An article posted on Phys.org, “The origin of genetic code: Study finds textbook version needs revision,” summarizes the research as follows:
To get a handle on when a specific amino acid likely was recruited into the genetic code, the researchers used statistical data analysis tools to compare the enrichment of each individual amino acid in protein sequences dating back to LUCA, and even farther back in time. An amino acid that shows up preferentially in ancient sequences was likely incorporated early on. Conversely, LUCA’s sequences are depleted for amino acids that were recruited later but became available by the time less ancient protein sequences emerged.
The study still concludes that the simplest amino acids comprised the original code, but it proposes an order of incorporation of later amino acids that differs from previous proposals:
We find that smaller amino acids were added to the code earlier, with no additional predictive power in the previous consensus order. Metal-binding (cysteine and histidine) and sulfur-containing (cysteine and methionine) amino acids were added to the genetic code much earlier than previously thought. Methionine and histidine were added to the code earlier than expected from their molecular weights and glutamine later.
Circular Reasoning and Causal Circularity
Neither the PNAS study nor earlier studies present substantive details about how the genetic code originated or how amino acids were later added. They simply assume that everything transpired through undirected natural processes and then, based on circumstantial evidence, construct the order in which they were incorporated. When serious questions are raised about the details of what would have been required to engineer the genetic systems or significantly modify them, the entire narrative collapses.
The central paradox is that neither proteins nor the genetic code could have evolved until the basic machinery was in place to translate DNA sequences — or RNA sequences in the RNA World hypothesis — into amino acid sequences. Yet the proteins required for these processes, such as polymerase and topoisomerase, require the amino acids that are believed to have been added after the enzymes were needed. Late-arriving amino acids are required for such essential tasks as maintaining protein stability, identifying target molecules, adding nucleotides to a growing chain, and joining broken chains (here, here). They are even required in the enzymes that manufacture them (here, here). This challenge has been termed by biologist Ann Gauger causal circularity (here, here).
The PNAS study and earlier studies represent honest attempts to explain the genetic code within the materialist framework, which only allows for natural causes to be considered.
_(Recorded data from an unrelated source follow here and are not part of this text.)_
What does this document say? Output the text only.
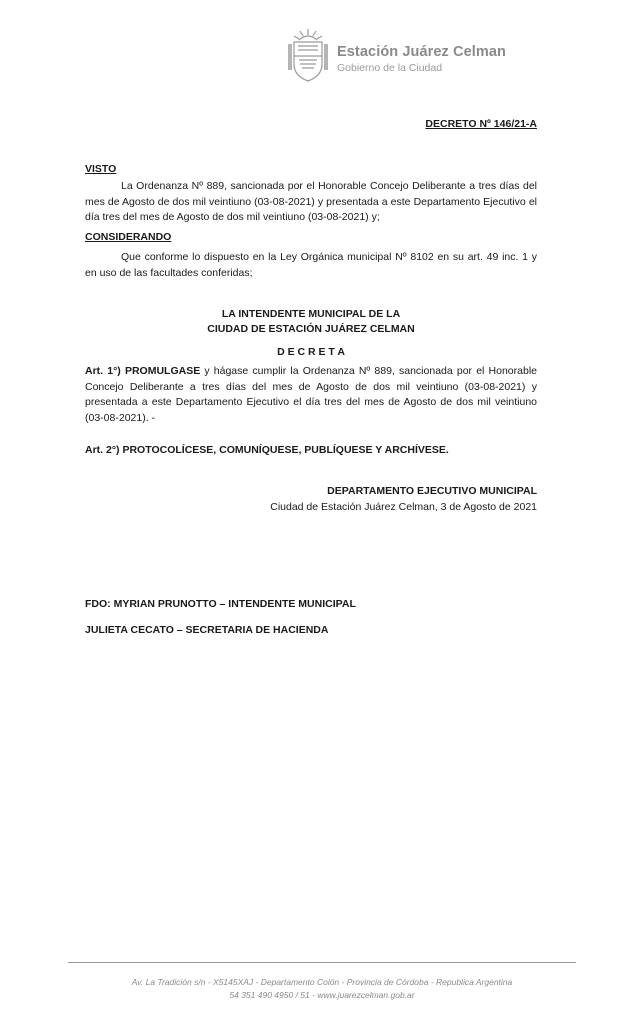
Estación Juárez Celman
Gobierno de la Ciudad
DECRETO Nº 146/21-A
VISTO
La Ordenanza Nº 889, sancionada por el Honorable Concejo Deliberante a tres días del mes de Agosto de dos mil veintiuno (03-08-2021) y presentada a este Departamento Ejecutivo el día tres del mes de Agosto de dos mil veintiuno (03-08-2021) y;
CONSIDERANDO
Que conforme lo dispuesto en la Ley Orgánica municipal Nº 8102 en su art. 49 inc. 1 y en uso de las facultades conferidas;
LA INTENDENTE MUNICIPAL DE LA
CIUDAD DE ESTACIÓN JUÁREZ CELMAN
D E C R E T A
Art. 1°) PROMULGASE y hágase cumplir la Ordenanza Nº 889, sancionada por el Honorable Concejo Deliberante a tres días del mes de Agosto de dos mil veintiuno (03-08-2021) y presentada a este Departamento Ejecutivo el día tres del mes de Agosto de dos mil veintiuno (03-08-2021). -
Art. 2°) PROTOCOLÍCESE, COMUNÍQUESE, PUBLÍQUESE Y ARCHÍVESE.
DEPARTAMENTO EJECUTIVO MUNICIPAL
Ciudad de Estación Juárez Celman, 3 de Agosto de 2021
FDO: MYRIAN PRUNOTTO – INTENDENTE MUNICIPAL
JULIETA CECATO – SECRETARIA DE HACIENDA
Av. La Tradición s/n - X5145XAJ - Departamento Colón - Provincia de Córdoba - Republica Argentina
54 351 490 4950 / 51 - www.juarezcelman.gob.ar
The investigators’ methodologies and conclusions are reasonable given their philosophical commitments. Yet their research entirely sidesteps the central challenge: explaining how the intricate systems of translation and replication could emerge without pre-existing machinery and the structurally complex amino acids that they are believed to precede. An honest evaluation of the evidence, freed from bias, inevitably leads to the conclusion that the information systems in cells resulted from a mind.